N-Ethyl-N-Methylpyrrolidinium Bis(Fluorosulfonyl)Imide stands tall as a powerful raw material in electrochemical energy storage, acting as a supporting salt in advanced lithium battery technologies, supercapacitors, and as a carrier ion in nonaqueous redox flow battery systems. It doesn’t act just as a medium; it often enhances the thermal window and permits wider voltage ranges for electrochemical devices.
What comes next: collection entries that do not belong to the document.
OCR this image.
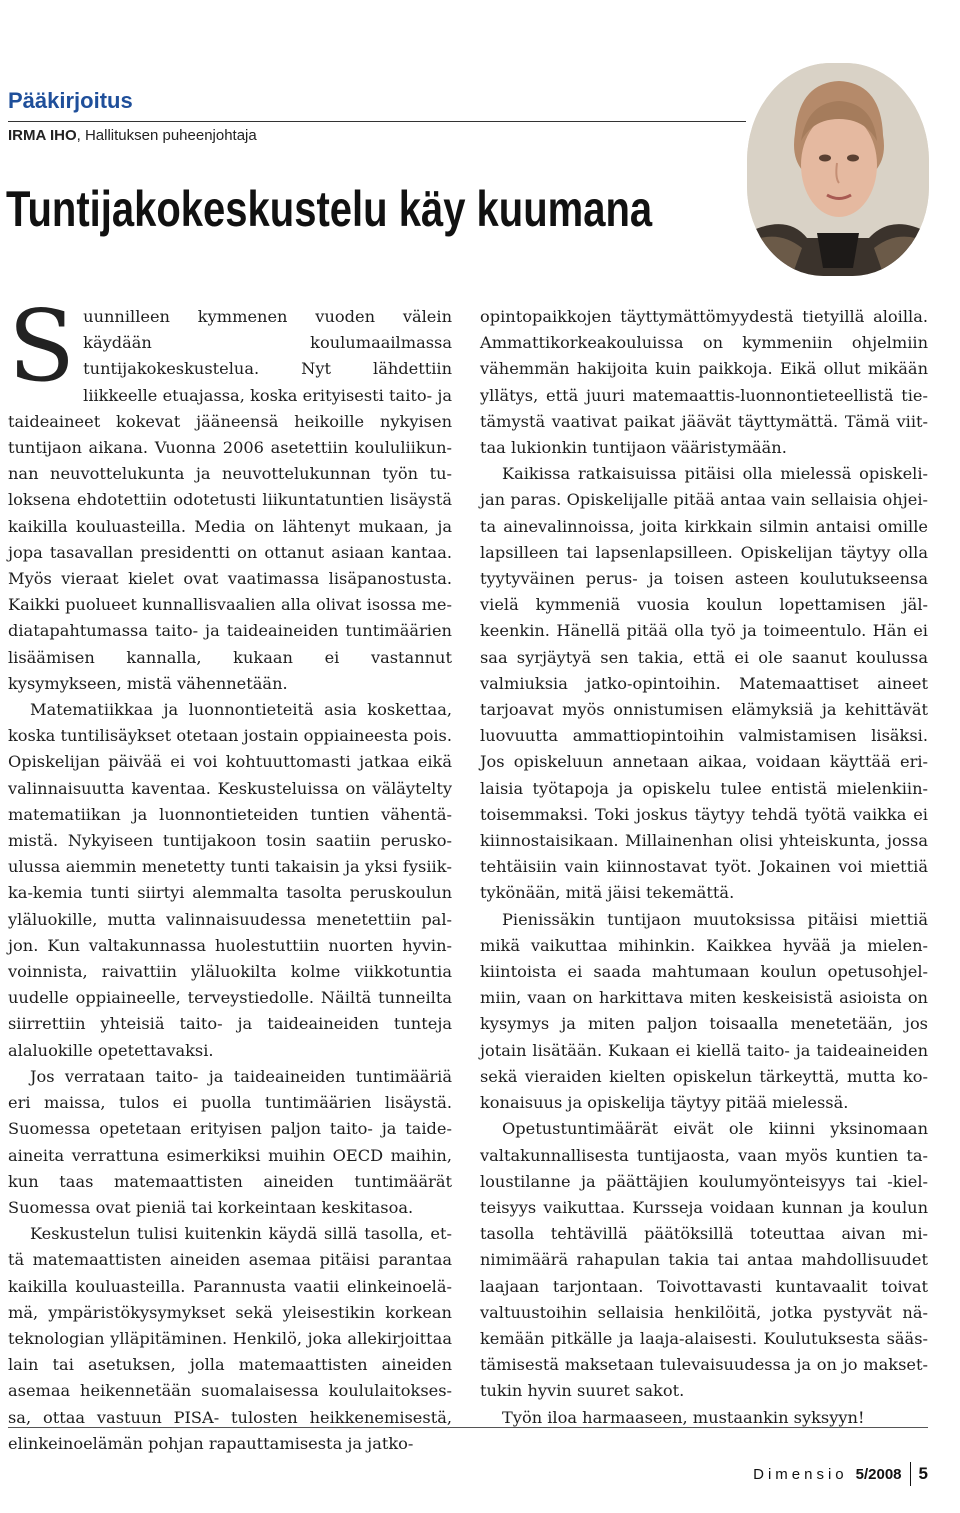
Pääkirjoitus
IRMA IHO, Hallituksen puheenjohtaja
Tuntijakokeskustelu käy kuumana

Suunnilleen kymmenen vuoden välein käydään koulumaailmassa tuntijakokeskustelua. Nyt lähdettiin liikkeelle etuajassa, koska erityisesti taito- ja taideaineet kokevat jääneensä heikoille nykyisen tuntijaon aikana. Vuonna 2006 asetettiin koululiikunnan neuvottelukunta ja neuvottelukunnan työn tuloksena ehdotettiin odotetusti liikuntatuntien lisäystä kaikilla kouluasteilla. Media on lähtenyt mukaan, ja jopa tasavallan presidentti on ottanut asiaan kantaa. Myös vieraat kielet ovat vaatimassa lisäpanostusta. Kaikki puolueet kunnallisvaalien alla olivat isossa mediatapahtumassa taito- ja taideaineiden tuntimäärien lisäämisen kannalla, kukaan ei vastannut kysymykseen, mistä vähennetään.

Matematiikkaa ja luonnontieteitä asia koskettaa, koska tuntilisäykset otetaan jostain oppiaineesta pois. Opiskelijan päivää ei voi kohtuuttomasti jatkaa eikä valinnaisuutta kaventaa. Keskusteluissa on väläytelty matematiikan ja luonnontieteiden tuntien vähentämistä. Nykyiseen tuntijakoon tosin saatiin peruskoulussa aiemmin menetetty tunti takaisin ja yksi fysiikka-kemia tunti siirtyi alemmalta tasolta peruskoulun yläluokille, mutta valinnaisuudessa menetettiin paljon. Kun valtakunnassa huolestuttiin nuorten hyvinvoinnista, raivattiin yläluokilta kolme viikkotuntia uudelle oppiaineelle, terveystiedolle. Näiltä tunneilta siirrettiin yhteisiä taito- ja taideaineiden tunteja alaluokille opetettavaksi.

Jos verrataan taito- ja taideaineiden tuntimääriä eri maissa, tulos ei puolla tuntimäärien lisäystä. Suomessa opetetaan erityisen paljon taito- ja taideaineita verrattuna esimerkiksi muihin OECD maihin, kun taas matemaattisten aineiden tuntimäärät Suomessa ovat pieniä tai korkeintaan keskitasoa.

Keskustelun tulisi kuitenkin käydä sillä tasolla, että matemaattisten aineiden asemaa pitäisi parantaa kaikilla kouluasteilla. Parannusta vaatii elinkeinoelämä, ympäristökysymykset sekä yleisestikin korkean teknologian ylläpitäminen. Henkilö, joka allekirjoittaa lain tai asetuksen, jolla matemaattisten aineiden asemaa heikennetään suomalaisessa koululaitoksessa, ottaa vastuun PISA- tulosten heikkenemisestä, elinkeinoelämän pohjan rapauttamisesta ja jatko-

opintopaikkojen täyttymättömyydestä tietyillä aloilla. Ammattikorkeakouluissa on kymmeniin ohjelmiin vähemmän hakijoita kuin paikkoja. Eikä ollut mikään yllätys, että juuri matemaattis-luonnontieteellistä tietämystä vaativat paikat jäävät täyttymättä. Tämä viittaa lukionkin tuntijaon vääristymään.

Kaikissa ratkaisuissa pitäisi olla mielessä opiskelijan paras. Opiskelijalle pitää antaa vain sellaisia ohjeita ainevalinnoissa, joita kirkkain silmin antaisi omille lapsilleen tai lapsenlapsilleen. Opiskelijan täytyy olla tyytyväinen perus- ja toisen asteen koulutukseensa vielä kymmeniä vuosia koulun lopettamisen jälkeenkin. Hänellä pitää olla työ ja toimeentulo. Hän ei saa syrjäytyä sen takia, että ei ole saanut koulussa valmiuksia jatko-opintoihin. Matemaattiset aineet tarjoavat myös onnistumisen elämyksiä ja kehittävät luovuutta ammattiopintoihin valmistamisen lisäksi. Jos opiskeluun annetaan aikaa, voidaan käyttää erilaisia työtapoja ja opiskelu tulee entistä mielenkiintoisemmaksi. Toki joskus täytyy tehdä työtä vaikka ei kiinnostaisikaan. Millainenhan olisi yhteiskunta, jossa tehtäisiin vain kiinnostavat työt. Jokainen voi miettiä tykönään, mitä jäisi tekemättä.

Pienissäkin tuntijaon muutoksissa pitäisi miettiä mikä vaikuttaa mihinkin. Kaikkea hyvää ja mielenkiintoista ei saada mahtumaan koulun opetusohjelmiin, vaan on harkittava miten keskeisistä asioista on kysymys ja miten paljon toisaalla menetetään, jos jotain lisätään. Kukaan ei kiellä taito- ja taideaineiden sekä vieraiden kielten opiskelun tärkeyttä, mutta kokonaisuus ja opiskelija täytyy pitää mielessä.

Opetustuntimäärät eivät ole kiinni yksinomaan valtakunnallisesta tuntijaosta, vaan myös kuntien taloustilanne ja päättäjien koulumyönteisyys tai -kielteisyys vaikuttaa. Kursseja voidaan kunnan ja koulun tasolla tehtävillä päätöksillä toteuttaa aivan minimimäärä rahapulan takia tai antaa mahdollisuudet laajaan tarjontaan. Toivottavasti kuntavaalit toivat valtuustoihin sellaisia henkilöitä, jotka pystyvät näkemään pitkälle ja laaja-alaisesti. Koulutuksesta säästämisestä maksetaan tulevaisuudessa ja on jo maksettukin hyvin suuret sakot.

Työn iloa harmaaseen, mustaankin syksyyn!

Dimensio 5/2008 5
Some researchers also tap this compound to boost the ionic conductivity of other organic solvents, especially where systems operate outside standard temperature settings. Engineers crafting specialty lubricants for electronics and high-vacuum pumps occasionally use it to minimize residue and maximize operational life. The property mix — high ionic mobility, chemical stability, and low flammability — keeps demand steady as next-gen electronic devices and electric vehicle batteries push for better, safer, longer-lasting components.
Production costs of N-Ethyl-N-Methylpyrrolidinium Bis(Fluorosulfonyl)Imide remain higher than those of classic solvents, partly due to the limited supply chains for critical raw materials and the complexity of synthetic pathways. Purity standards for battery-grade material force suppliers to invest in extra filtration and drying steps, which trickle down to the final price. This slow adoption in mass-market goods remains a stumbling block. Some teams are working on cheaper, greener routes using bio-based raw materials and optimized synthesis cycles. Regulations continue to tighten, especially on raw chemical import/export, storage, and end-of-life disposal. Proper training and robust risk assessments still top the list of safeguards. With the push for less toxic, more sustainable, and ever-safer alternatives, these ionic liquids offer more promise than pitfalls if the industry keeps investing in safer processes and broader recycling strategies. My experience tells me the future of many advanced batteries and next-level electronics will run through salt chemistries just like this one, rewarding those who stay sharp about safety, cost, and innovation.